I’m talking about a couple of psychologists (who else?):
I’m talking about Drs. Jay Neitz and Timothy O’Neill. Working at W. L. Gore and Associates (an international company of 8,000 employees—all of whom share the same title: associate) they developed a new digital camouflage:

Which hunter is more invisible? Mimicry camouflage, like the RealTree brand shown at right, can blend in beautifully with the background, especially to human eyes. The designers of Optifade, the new digital camouflage shown at left, say theirs is more effective because it’s specifically calibrated to the deer’s vision and uses large shapes (called a macropattern) to break up the outline of the hunter’s body. (Left: W.L. Gore. Right: RealTree.)
John Tierney wrote about Optifade in an article published in the September 23, 2008 New York Times.
Approximately 30,000 years after hunters took to adorning cave walls with their image of a deer, it occurred to them it might be more productive to consider the deer’s image of a hunter.
This was not an easy task. Deer have not left cave paintings of any humans, much less of hunters in camouflage. Those manly overalls and caps splotched with green leaves and brown branches may have looked invisible in the catalogue and impressed the other humans back at the lodge, but what did the deer think of it? Were they just rolling their eyes at each other?
Eventually, though, a few deer were bribed to reveal their secrets. They were given food pellets in return for taking vision tests. The results were not good news for the camo-clad hunters — but ultimately not really good news for the deer either.
… snipped …
“We can measure in animals anything you can measure in a human being and every bit as accurate,” Dr.
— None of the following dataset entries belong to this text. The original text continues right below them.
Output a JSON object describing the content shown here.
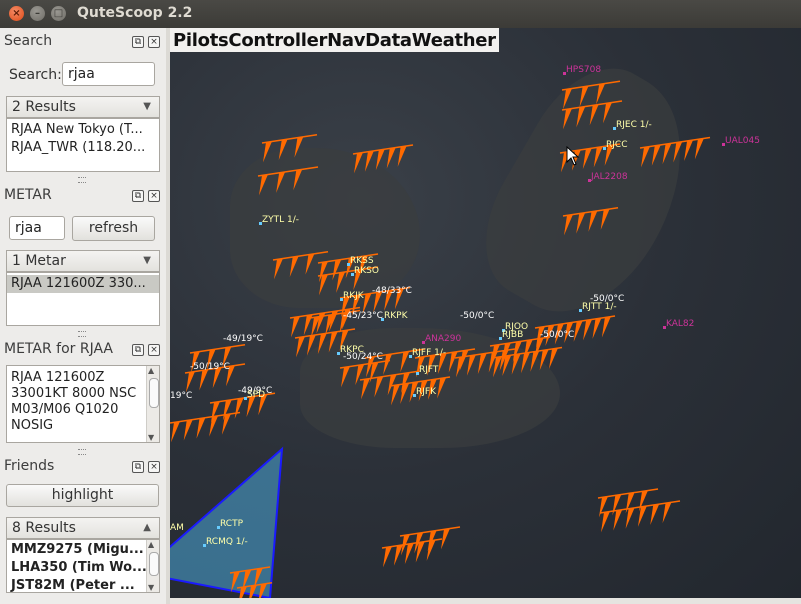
{
  "window": {
    "title": "QuteScoop 2.2"
  },
  "colors": {
    "titlebar": "#3c3b37",
    "wind_barb": "#ff6a00",
    "pilot": "#cc3399",
    "airport": "#ffffaa",
    "fir": "#4aa8d8"
  },
  "search": {
    "title": "Search",
    "label": "Search:",
    "value": "rjaa",
    "results_label": "2 Results",
    "results": [
      "RJAA New Tokyo (T...",
      "RJAA_TWR (118.20..."
    ]
  },
  "metar": {
    "title": "METAR",
    "input_value": "rjaa",
    "refresh_label": "refresh",
    "count_label": "1 Metar",
    "items": [
      "RJAA 121600Z 330..."
    ]
  },
  "metar_for": {
    "title": "METAR for RJAA",
    "lines": [
      "RJAA 121600Z",
      "33001KT 8000 NSC",
      "M03/M06 Q1020",
      "NOSIG"
    ]
  },
  "friends": {
    "title": "Friends",
    "highlight_label": "highlight",
    "count_label": "8 Results",
    "items": [
      "MMZ9275 (Migu...",
      "LHA350 (Tim Wo...",
      "JST82M (Peter ..."
    ]
  },
  "map": {
    "menu": [
      "Pilots",
      "Controller",
      "NavData",
      "Weather"
    ],
    "labels": [
      {
        "text": "HPS708",
        "kind": "pilot"
      },
      {
        "text": "RJEC 1/-",
        "kind": "airport"
      },
      {
        "text": "RJCC",
        "kind": "airport"
      },
      {
        "text": "UAL045",
        "kind": "pilot"
      },
      {
        "text": "JAL2208",
        "kind": "pilot"
      },
      {
        "text": "ZYTL 1/-",
        "kind": "airport"
      },
      {
        "text": "RKSS",
        "kind": "airport"
      },
      {
        "text": "RKSO",
        "kind": "airport"
      },
      {
        "text": "RKJK",
        "kind": "airport"
      },
      {
        "text": "-48/33°C",
        "kind": "temp"
      },
      {
        "text": "-45/23°C",
        "kind": "temp"
      },
      {
        "text": "RKPK",
        "kind": "airport"
      },
      {
        "text": "-50/0°C",
        "kind": "temp"
      },
      {
        "text": "ANA290",
        "kind": "pilot"
      },
      {
        "text": "RJOO",
        "kind": "airport"
      },
      {
        "text": "RJBB",
        "kind": "airport"
      },
      {
        "text": "-50/0°C",
        "kind": "temp"
      },
      {
        "text": "-50/0°C",
        "kind": "temp"
      },
      {
        "text": "RJTT 1/-",
        "kind": "airport"
      },
      {
        "text": "KAL82",
        "kind": "pilot"
      },
      {
        "text": "-49/19°C",
        "kind": "temp"
      },
      {
        "text": "RKPC",
        "kind": "airport"
      },
      {
        "text": "-50/24°C",
        "kind": "temp"
      },
      {
        "text": "RJFF 1/-",
        "kind": "airport"
      },
      {
        "text": "RJFT",
        "kind": "airport"
      },
      {
        "text": "-50/19°C",
        "kind": "temp"
      },
      {
        "text": "-49/9°C",
        "kind": "temp"
      },
      {
        "text": "RJFK",
        "kind": "airport"
      },
      {
        "text": "SPD",
        "kind": "airport"
      },
      {
        "text": "19°C",
        "kind": "temp"
      },
      {
        "text": "AM",
        "kind": "airport"
      },
      {
        "text": "RCTP",
        "kind": "airport"
      },
      {
        "text": "RCMQ 1/-",
        "kind": "airport"
      }
    ]
  }
}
Neitz says. “The difference is that a vision test that might take 10 minutes in a human can take six months.” The research revealed that deer vision is a little blurrier than human vision — about 20/40 — and that deer see the world roughly like a human with red-green colorblindness. Their eyes have only two color receptors (unlike the three in the human eye). Fortunately for hunters, they have a hard time seeing blaze orange.
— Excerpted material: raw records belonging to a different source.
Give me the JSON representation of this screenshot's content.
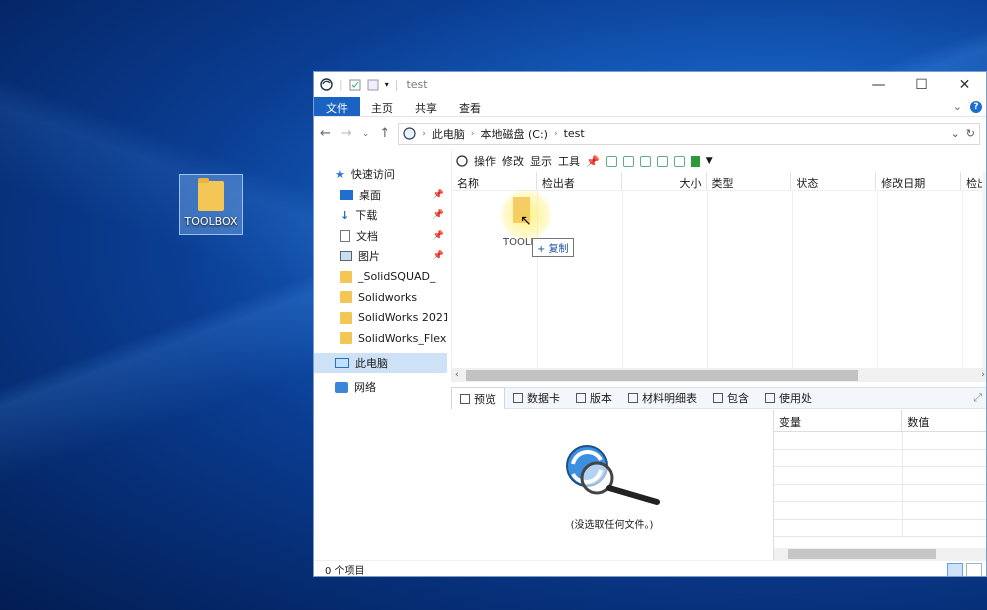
{
  "desktop": {
    "icon_label": "TOOLBOX"
  },
  "window": {
    "title": "test",
    "controls": {
      "minimize": "—",
      "maximize": "☐",
      "close": "✕"
    }
  },
  "ribbon": {
    "tabs": [
      {
        "label": "文件",
        "active": true
      },
      {
        "label": "主页"
      },
      {
        "label": "共享"
      },
      {
        "label": "查看"
      }
    ]
  },
  "address": {
    "back": "←",
    "forward": "→",
    "recent": "⌄",
    "up": "↑",
    "segments": [
      "此电脑",
      "本地磁盘 (C:)",
      "test"
    ],
    "separator": "›"
  },
  "sidebar": {
    "quick_access": "快速访问",
    "items": [
      {
        "label": "桌面",
        "pinned": true,
        "icon": "desktop-icon"
      },
      {
        "label": "下载",
        "pinned": true,
        "icon": "download-icon"
      },
      {
        "label": "文档",
        "pinned": true,
        "icon": "document-icon"
      },
      {
        "label": "图片",
        "pinned": true,
        "icon": "picture-icon"
      },
      {
        "label": "_SolidSQUAD_",
        "icon": "folder-icon"
      },
      {
        "label": "Solidworks",
        "icon": "folder-icon"
      },
      {
        "label": "SolidWorks 2021",
        "icon": "folder-icon"
      },
      {
        "label": "SolidWorks_Flexnet",
        "icon": "folder-icon"
      }
    ],
    "this_pc": "此电脑",
    "network": "网络"
  },
  "sw_toolbar": {
    "items": [
      "操作",
      "修改",
      "显示",
      "工具"
    ]
  },
  "columns": [
    "名称",
    "检出者",
    "大小",
    "类型",
    "状态",
    "修改日期",
    "检出"
  ],
  "drag": {
    "label": "TOOLBOX",
    "tooltip": "+ 复制"
  },
  "bottom_tabs": [
    {
      "label": "预览",
      "active": true
    },
    {
      "label": "数据卡"
    },
    {
      "label": "版本"
    },
    {
      "label": "材料明细表"
    },
    {
      "label": "包含"
    },
    {
      "label": "使用处"
    }
  ],
  "preview": {
    "caption": "(没选取任何文件。)"
  },
  "variables": {
    "headers": [
      "变量",
      "数值"
    ]
  },
  "status": {
    "count": "0 个项目"
  }
}
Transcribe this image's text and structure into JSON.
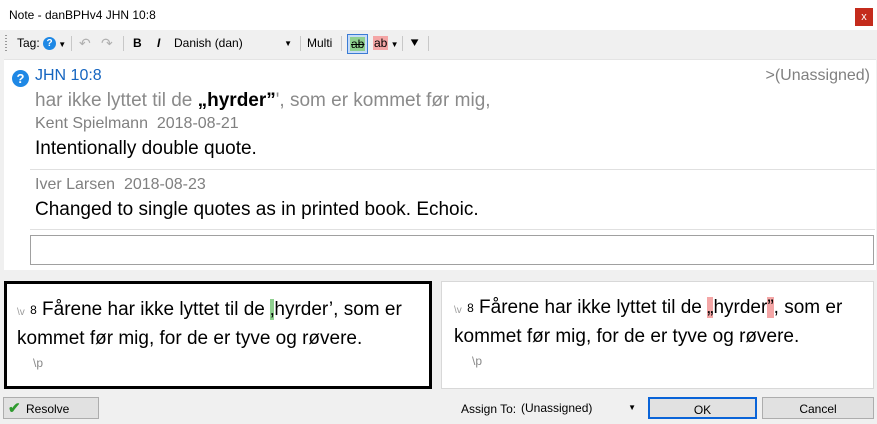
{
  "window": {
    "title": "Note - danBPHv4 JHN 10:8",
    "close_label": "x"
  },
  "toolbar": {
    "tag_label": "Tag:",
    "tag_icon": "question-icon",
    "bold_label": "B",
    "italic_label": "I",
    "language_value": "Danish (dan)",
    "multi_label": "Multi",
    "diff_label_1": "ab",
    "diff_label_2": "ab"
  },
  "note": {
    "reference": "JHN 10:8",
    "assigned": ">(Unassigned)",
    "context_before": "har ikke lyttet til de ",
    "context_bold": "„hyrder”",
    "context_mid": "'",
    "context_after": ", som er kommet før mig,",
    "comments": [
      {
        "author": "Kent Spielmann",
        "date": "2018-08-21",
        "text": "Intentionally double quote."
      },
      {
        "author": "Iver Larsen",
        "date": "2018-08-23",
        "text": "Changed to single quotes as in printed book. Echoic."
      }
    ],
    "reply_placeholder": ""
  },
  "panels": {
    "left": {
      "verse_marker": "\\v",
      "verse_number": "8",
      "text_before": " Fårene har ikke lyttet til de ",
      "highlight": "‚",
      "text_after": "hyrder’, som er kommet før mig, for de er tyve og røvere.",
      "paragraph_marker": "\\p"
    },
    "right": {
      "verse_marker": "\\v",
      "verse_number": "8",
      "text_before": " Fårene har ikke lyttet til de ",
      "highlight_1": "„",
      "text_mid": "hyrder",
      "highlight_2": "”",
      "text_after": ", som er kommet før mig, for de er tyve og røvere.",
      "paragraph_marker": "\\p"
    }
  },
  "footer": {
    "resolve_label": "Resolve",
    "assign_label": "Assign To:",
    "assign_value": "(Unassigned)",
    "ok_label": "OK",
    "cancel_label": "Cancel"
  },
  "colors": {
    "accent": "#1565c0",
    "insert_highlight": "#8fd08f",
    "delete_highlight": "#f4a6a6",
    "close": "#c42b1c"
  }
}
Read the rest of the article.
the discussion continues in this September 22nd posting on his blog: TierneyLab:
I’ve never been a hunter, but I’ve always had a sneaking admiration for their camouflage — partly because I love outdoor gear, and partly because I respect anyone so passionate about a quest that he’s willing to put on an otherwise ridiculous uniform.
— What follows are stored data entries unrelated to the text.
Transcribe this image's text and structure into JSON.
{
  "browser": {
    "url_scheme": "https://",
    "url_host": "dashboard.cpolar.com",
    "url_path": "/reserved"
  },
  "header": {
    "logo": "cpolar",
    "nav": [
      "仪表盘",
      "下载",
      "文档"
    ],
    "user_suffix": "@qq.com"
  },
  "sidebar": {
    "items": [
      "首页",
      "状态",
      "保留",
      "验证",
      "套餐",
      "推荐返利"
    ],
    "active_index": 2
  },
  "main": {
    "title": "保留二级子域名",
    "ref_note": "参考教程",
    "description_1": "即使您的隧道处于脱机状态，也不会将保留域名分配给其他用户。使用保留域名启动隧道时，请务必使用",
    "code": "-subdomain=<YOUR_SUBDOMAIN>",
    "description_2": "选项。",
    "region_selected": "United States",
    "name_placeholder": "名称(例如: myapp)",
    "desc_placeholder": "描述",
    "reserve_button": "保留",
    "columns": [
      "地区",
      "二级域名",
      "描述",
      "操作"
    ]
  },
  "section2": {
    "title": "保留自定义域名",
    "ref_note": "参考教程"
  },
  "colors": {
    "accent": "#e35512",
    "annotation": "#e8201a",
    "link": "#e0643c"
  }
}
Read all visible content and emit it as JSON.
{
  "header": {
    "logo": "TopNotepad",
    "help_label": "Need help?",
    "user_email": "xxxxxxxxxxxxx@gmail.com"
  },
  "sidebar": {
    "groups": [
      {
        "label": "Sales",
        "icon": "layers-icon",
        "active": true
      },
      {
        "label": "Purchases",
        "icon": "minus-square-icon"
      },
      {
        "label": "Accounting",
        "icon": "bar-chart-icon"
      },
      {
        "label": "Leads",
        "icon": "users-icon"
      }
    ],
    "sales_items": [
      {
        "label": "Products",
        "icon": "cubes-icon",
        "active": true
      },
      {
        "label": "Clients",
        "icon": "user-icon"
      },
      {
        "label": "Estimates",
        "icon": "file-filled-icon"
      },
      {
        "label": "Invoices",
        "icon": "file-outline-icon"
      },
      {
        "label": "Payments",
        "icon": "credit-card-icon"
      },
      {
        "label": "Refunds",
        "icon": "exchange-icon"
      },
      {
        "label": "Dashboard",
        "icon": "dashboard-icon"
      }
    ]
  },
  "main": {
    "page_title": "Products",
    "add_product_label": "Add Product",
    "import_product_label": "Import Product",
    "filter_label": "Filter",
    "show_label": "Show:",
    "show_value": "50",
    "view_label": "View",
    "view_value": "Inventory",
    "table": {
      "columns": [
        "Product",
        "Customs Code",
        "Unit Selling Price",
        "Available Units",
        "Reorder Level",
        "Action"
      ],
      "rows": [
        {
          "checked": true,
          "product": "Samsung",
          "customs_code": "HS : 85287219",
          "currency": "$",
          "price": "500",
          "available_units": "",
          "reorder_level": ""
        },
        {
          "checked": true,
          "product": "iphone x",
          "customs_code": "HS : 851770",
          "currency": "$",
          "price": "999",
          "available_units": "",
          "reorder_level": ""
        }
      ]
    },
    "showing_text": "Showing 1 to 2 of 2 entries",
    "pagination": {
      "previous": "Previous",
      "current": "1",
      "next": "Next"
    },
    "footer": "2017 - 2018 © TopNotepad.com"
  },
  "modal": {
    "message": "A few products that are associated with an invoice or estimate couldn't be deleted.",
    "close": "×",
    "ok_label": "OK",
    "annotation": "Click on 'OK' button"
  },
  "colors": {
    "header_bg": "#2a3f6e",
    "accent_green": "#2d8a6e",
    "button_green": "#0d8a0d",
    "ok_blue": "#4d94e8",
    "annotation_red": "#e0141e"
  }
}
Now, as I explain in my Findings column, there’s a new type of digital camouflage specifically designed to fool deer’s vision. Called Optifade, it’s being unveiled today by W.L. Gore, the inventor of Gore-Tex. The camouflage was developed under the supervision of two psychologists, Jay Neitz, an animal-vision expert at the Medical College of Wisconsin (whose color-vision laboratory offers some on-line tests for humans), and
Timothy O’Neill, a retired Army lieutenant colonel and a former professor at West Point who has been called the father of digital camouflage.